Dal 2015 ad oggi nel porto di Triste si sono verificate 225 nuove assunzioni dirette in totale, tra contratti a tempo determinato e indeterminato, un bilancio del sistema lavoro quindi in positivo per il porto che ha creato in questi due anni una vera accelerazione dovuta alla stabilità produttiva e occupazionale.Questo andamento del mercato del lavoro in ambito portuale è stato reso possibile da un piano di riorganizzazione dello scalo e dello sviluppo di nuovi servizi, che motivano e sostengono economicamente tale aumento occupazionale, sia sul fronte della macchina amministrativa dell’Authority, sia delle partecipate, includendo la gestione operativa del lavoro in porto.
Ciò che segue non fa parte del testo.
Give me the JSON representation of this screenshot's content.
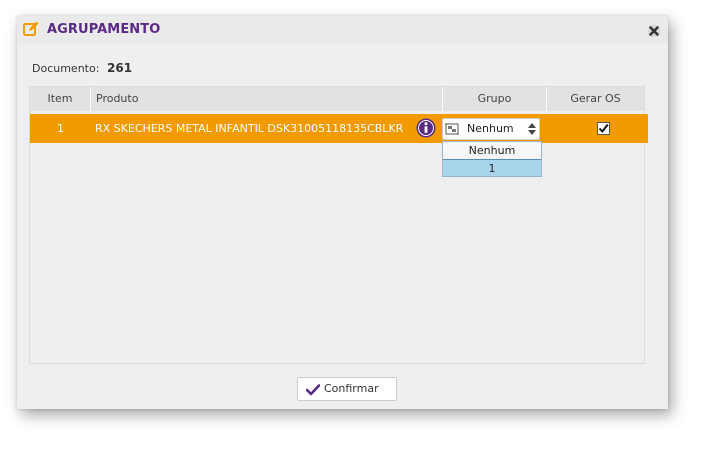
{
  "dialog": {
    "title": "AGRUPAMENTO",
    "title_icon": "edit-icon",
    "close_icon": "close-icon",
    "title_color": "#5a2a86"
  },
  "document": {
    "label": "Documento:",
    "value": "261"
  },
  "grid": {
    "columns": [
      "Item",
      "Produto",
      "Grupo",
      "Gerar OS"
    ],
    "rows": [
      {
        "item": "1",
        "produto": "RX SKECHERS METAL INFANTIL  DSK31005118135CBLKR",
        "grupo": "Nenhum",
        "gerar_os": true
      }
    ],
    "selected_row_color": "#f39a00"
  },
  "grupo_dropdown": {
    "options": [
      "Nenhum",
      "1"
    ],
    "highlighted": "1"
  },
  "footer": {
    "confirm_label": "Confirmar"
  }
}
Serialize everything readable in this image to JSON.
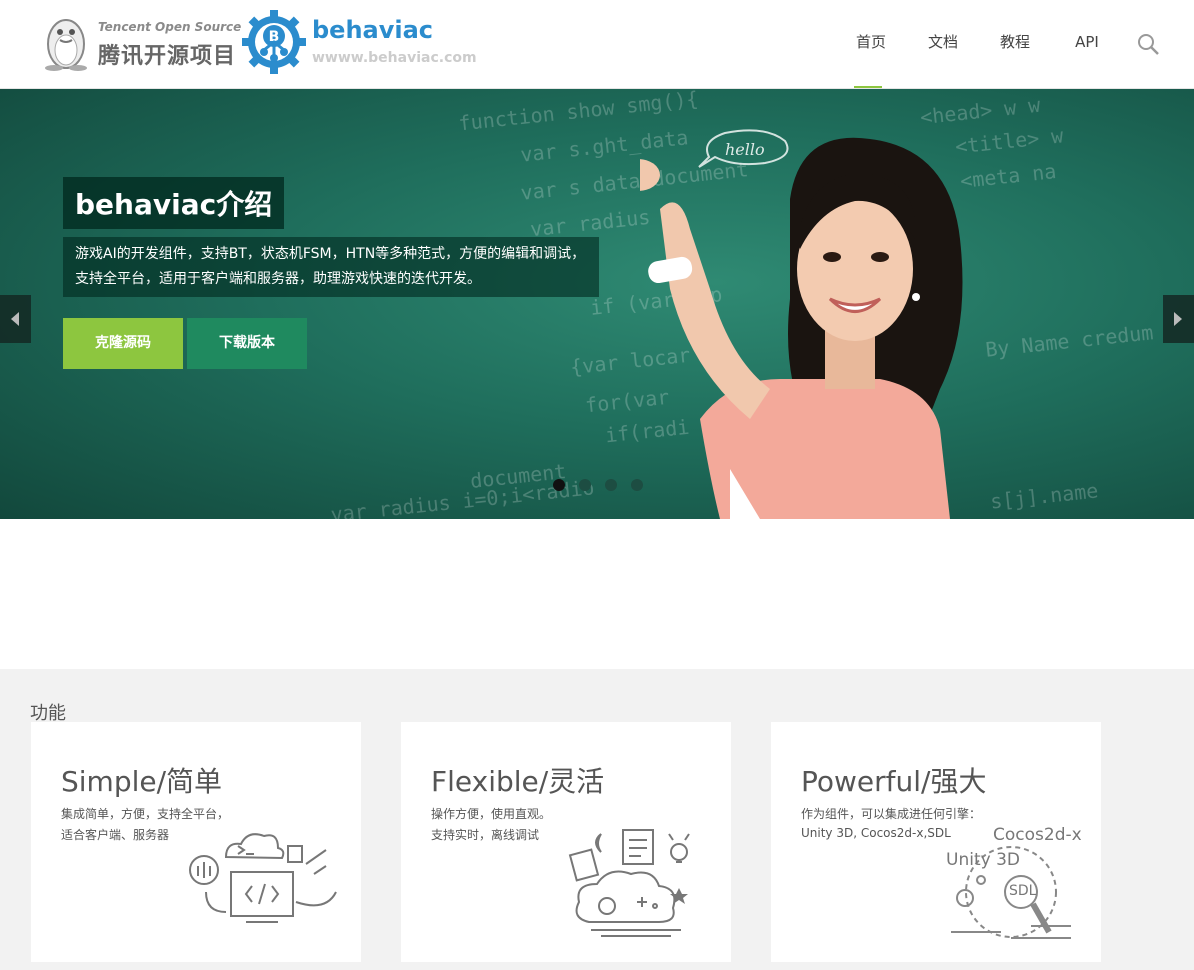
{
  "header": {
    "tencent_logo": {
      "en": "Tencent Open Source",
      "zh": "腾讯开源项目"
    },
    "brand": {
      "name": "behaviac",
      "url": "wwww.behaviac.com"
    },
    "nav": [
      {
        "label": "首页",
        "active": true
      },
      {
        "label": "文档",
        "active": false
      },
      {
        "label": "教程",
        "active": false
      },
      {
        "label": "API",
        "active": false
      }
    ],
    "search_icon": "search-icon"
  },
  "hero": {
    "title": "behaviac介绍",
    "desc_line1": "游戏AI的开发组件，支持BT，状态机FSM，HTN等多种范式，方便的编辑和调试，",
    "desc_line2": "支持全平台，适用于客户端和服务器，助理游戏快速的迭代开发。",
    "buttons": {
      "clone": "克隆源码",
      "download": "下载版本"
    },
    "carousel": {
      "slides": 4,
      "active": 1
    }
  },
  "features": {
    "label": "功能",
    "cards": [
      {
        "title": "Simple/简单",
        "line1": "集成简单，方便，支持全平台，",
        "line2": "适合客户端、服务器"
      },
      {
        "title": "Flexible/灵活",
        "line1": "操作方便，使用直观。",
        "line2": "支持实时，离线调试"
      },
      {
        "title": "Powerful/强大",
        "line1": "作为组件，可以集成进任何引擎：",
        "line2": "Unity 3D, Cocos2d-x,SDL",
        "illustration_labels": {
          "cocos": "Cocos2d-x",
          "unity": "Unity 3D",
          "sdl": "SDL"
        }
      }
    ]
  },
  "colors": {
    "accent_green": "#8dc63f",
    "dark_green": "#1f8a5f",
    "brand_blue": "#2b8ccd"
  }
}
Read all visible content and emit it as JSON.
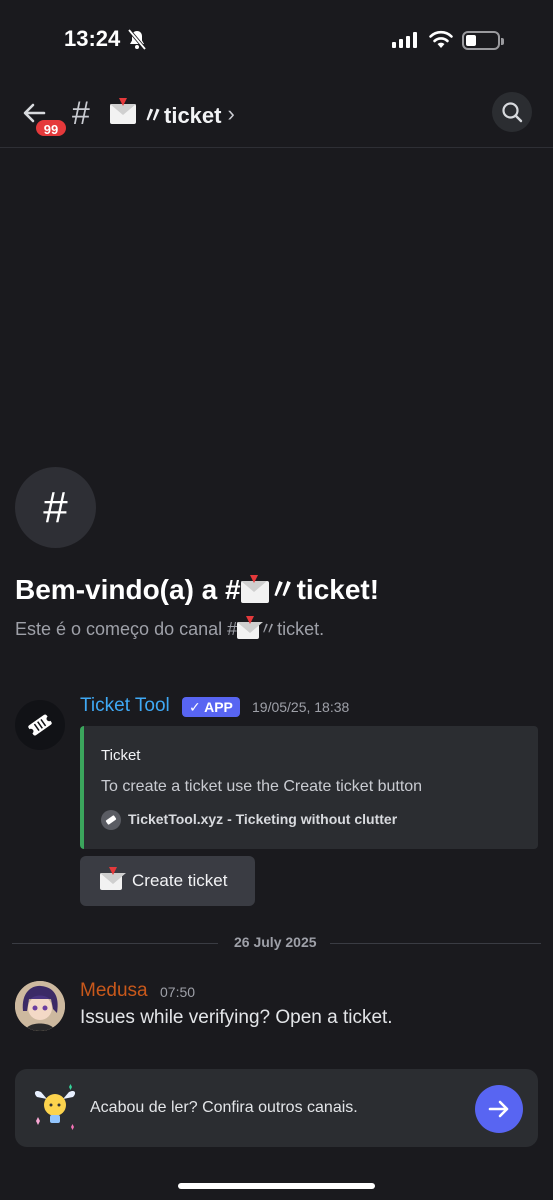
{
  "status_bar": {
    "time": "13:24"
  },
  "header": {
    "unread_badge": "99",
    "channel_hash": "#",
    "channel_name": "〃ticket",
    "chevron": "›"
  },
  "welcome": {
    "hash": "#",
    "title_prefix": "Bem-vindo(a) a #",
    "title_suffix": "〃ticket!",
    "subtitle_prefix": "Este é o começo do canal #",
    "subtitle_suffix": "〃ticket."
  },
  "bot_message": {
    "author": "Ticket Tool",
    "app_tag": "✓ APP",
    "timestamp": "19/05/25, 18:38",
    "embed": {
      "title": "Ticket",
      "description": "To create a ticket use the Create ticket button",
      "footer": "TicketTool.xyz - Ticketing without clutter",
      "accent_color": "#3ba55c"
    },
    "button_label": "Create ticket"
  },
  "date_divider": "26 July 2025",
  "user_message": {
    "author": "Medusa",
    "timestamp": "07:50",
    "text": "Issues while verifying? Open a ticket.",
    "author_color": "#c8581b"
  },
  "bottom_card": {
    "text": "Acabou de ler? Confira outros canais."
  },
  "colors": {
    "background": "#1a1a1e",
    "blurple": "#5865f2",
    "bot_name": "#3fa9f5",
    "badge": "#e5393b"
  }
}
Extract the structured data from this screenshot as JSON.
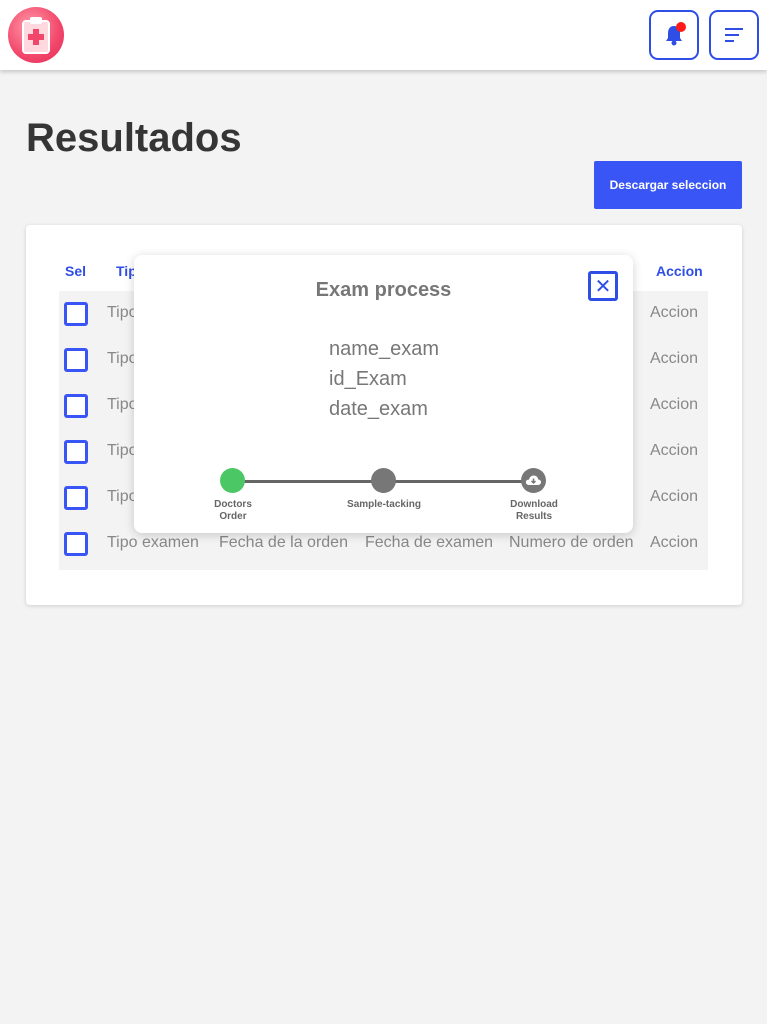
{
  "header": {
    "logo_icon": "medical-clipboard-icon",
    "bell_icon": "bell-icon",
    "menu_icon": "menu-icon",
    "accent_color": "#2e4ee6"
  },
  "page": {
    "title": "Resultados",
    "download_label": "Descargar seleccion"
  },
  "table": {
    "headers": {
      "sel": "Sel",
      "tipo": "Tip",
      "accion": "Accion"
    },
    "rows": [
      {
        "tipo": "Tipo",
        "fecha_orden": "",
        "fecha_examen": "",
        "numero": "",
        "accion": "Accion"
      },
      {
        "tipo": "Tipo",
        "fecha_orden": "",
        "fecha_examen": "",
        "numero": "",
        "accion": "Accion"
      },
      {
        "tipo": "Tipo",
        "fecha_orden": "",
        "fecha_examen": "",
        "numero": "",
        "accion": "Accion"
      },
      {
        "tipo": "Tipo",
        "fecha_orden": "",
        "fecha_examen": "",
        "numero": "",
        "accion": "Accion"
      },
      {
        "tipo": "Tipo",
        "fecha_orden": "",
        "fecha_examen": "",
        "numero": "",
        "accion": "Accion"
      },
      {
        "tipo": "Tipo examen",
        "fecha_orden": "Fecha de la orden",
        "fecha_examen": "Fecha de examen",
        "numero": "Numero de orden",
        "accion": "Accion"
      }
    ]
  },
  "modal": {
    "title": "Exam process",
    "close_label": "✕",
    "name_exam": "name_exam",
    "id_exam": "id_Exam",
    "date_exam": "date_exam",
    "steps": [
      {
        "label1": "Doctors",
        "label2": "Order",
        "status_color": "#4cc766"
      },
      {
        "label1": "Sample-tacking",
        "label2": "",
        "status_color": "#777777"
      },
      {
        "label1": "Download",
        "label2": "Results",
        "icon": "cloud-download-icon",
        "status_color": "#777777"
      }
    ]
  }
}
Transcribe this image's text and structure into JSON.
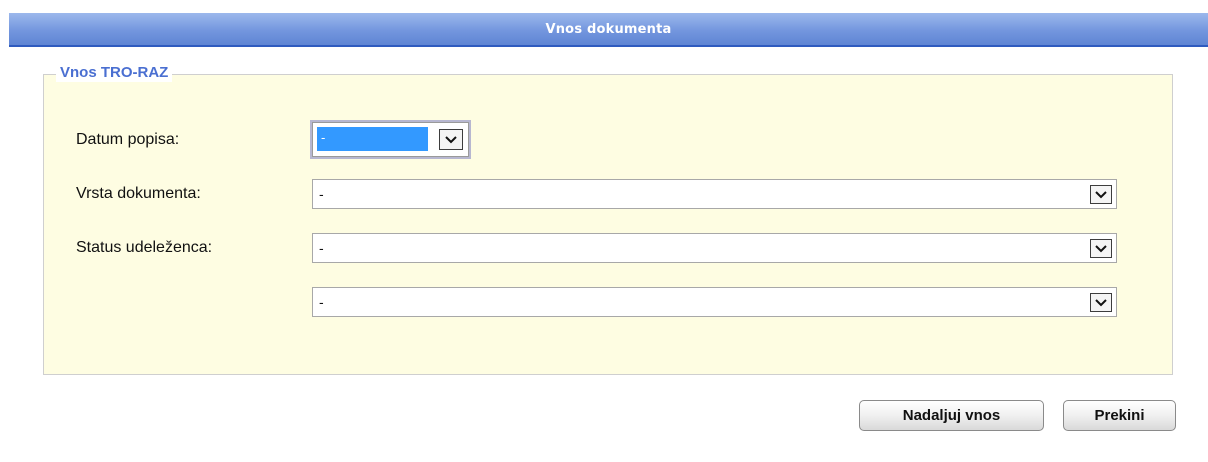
{
  "header": {
    "title": "Vnos dokumenta"
  },
  "form": {
    "legend": "Vnos TRO-RAZ",
    "fields": [
      {
        "label": "Datum popisa:",
        "value": "-"
      },
      {
        "label": "Vrsta dokumenta:",
        "value": "-"
      },
      {
        "label": "Status udeleženca:",
        "value": "-"
      },
      {
        "label": "",
        "value": "-"
      }
    ]
  },
  "actions": {
    "continue_label": "Nadaljuj vnos",
    "cancel_label": "Prekini"
  },
  "colors": {
    "header_bg": "#7396de",
    "legend_text": "#4a6fd1",
    "fieldset_bg": "#fefde2",
    "selected_highlight": "#3399ff"
  },
  "icons": {
    "dropdown": "chevron-down-icon"
  }
}
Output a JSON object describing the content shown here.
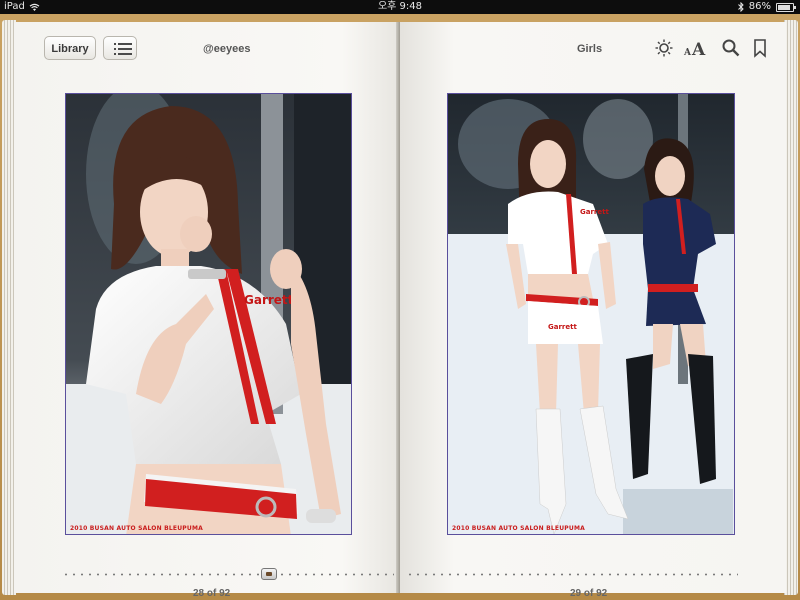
{
  "status": {
    "device": "iPad",
    "time": "오후 9:48",
    "battery": "86%",
    "battery_level": 0.86
  },
  "toolbar": {
    "library_label": "Library",
    "left_header": "@eeyees",
    "right_header": "Girls",
    "icons": [
      "toc-list-icon",
      "brightness-icon",
      "font-size-icon",
      "search-icon",
      "bookmark-icon"
    ]
  },
  "pages": {
    "left": {
      "caption": "2010 BUSAN AUTO SALON BLEUPUMA",
      "page_label": "28 of 92"
    },
    "right": {
      "caption": "2010 BUSAN AUTO SALON BLEUPUMA",
      "page_label": "29 of 92"
    }
  },
  "colors": {
    "frame": "#c9a262",
    "page": "#f7f6f3",
    "caption": "#c91c1c",
    "photo_border": "#5a4f9c"
  }
}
Nel dettaglio, l’operazione ha portato all’assunzione di 26 nuove risorse negli uffici della Torre del lloyd, di cui 15 frutto di un concorso pubblico in corso di svolgimento, in collaborazione con l’Agenzia regionale per il Lavoro della Regione Friuli Venezia Giulia. Altrettanto incoraggianti i dati dal fronte delle società partecipate: la Porto di Trieste Servizi, multiutility in-house dell’Autorità, è passata da 15 a 40 dipendenti nell’ultimo biennio. Mentre Adriafer, società che si occupa di gestire la manovra ferroviaria in porto ha assunto 40 nuove risorse, segno tangibile che i servizi ferroviari sono un asset dello scalo.
Oltre all’iniezione di nuova linfa nel settore delle risorse umane, la grande sfida è stata l’adozione di un innovativo modello di gestione del lavoro, che ha visto la costituzione dell’ALPT, l’agenzia per il lavoro portuale, nata un anno fa su impulso dell’Authority giuliana, che ha portato alla stabilizzazione a tempo indeterminato di 134 persone.
L’AdSPrende noto che anche se i traffici dello scalo registrano un buon aumento complessivo, l’obiettivo costante del management rimane la valorizzazione del lavoro e l’ottimizzazione delle infrastrutture esistenti specie quelle ferroviarie, che collega Trieste il Centro – Est Europa. “Il nostro punto di forza – commenta D’Agostino – è aver colto il cambiamento in corso nel mondo della portualità ed aver adottato un sistema di business sostenibile, senza progetti faraonici da promuovere, ma dando valore alle risorse umane e garanzie tangibili agli investitori privati.”
Secondo Mario Sommariva, lo stato di salute di uno scalo non è dato solo dalle performance numeriche, ma soprattutto dagli standard sociali e occupazionali. “Sbaglia chi crede – afferma il segretario generale – che solo i milioni di teu siano garanzia di una crescita duratura e di uno sviluppo costante. Accanto alla quantità occorre porre grande attenzione alla qualità: formazione, sicurezza e dialogo sociale. Sono questi i punti di riferimento per aumentare la competitività e la produttività di un porto. Non si deve trascurare l’asset più prezioso di un porto, le persone”.
E il tema del lavoro portuale è una grande partita che si gioca proprio a livello europeo. Entro il 2030 infatti l’UE ha in previsione tra i 110.000 e i 165.000 nuovi posti di lavoro nel settore marittimo portuale. La sfida sarà quindi tra i porti capaci di adeguarsi ai cambiamenti offrendo servizi di alto livello. In questo contesto, conclude D’Agostino, “l’organizzazione, l’efficienza e la gestione del lavoro giocheranno un ruolo importante e Trieste si sta già attrezzando per la sfida”.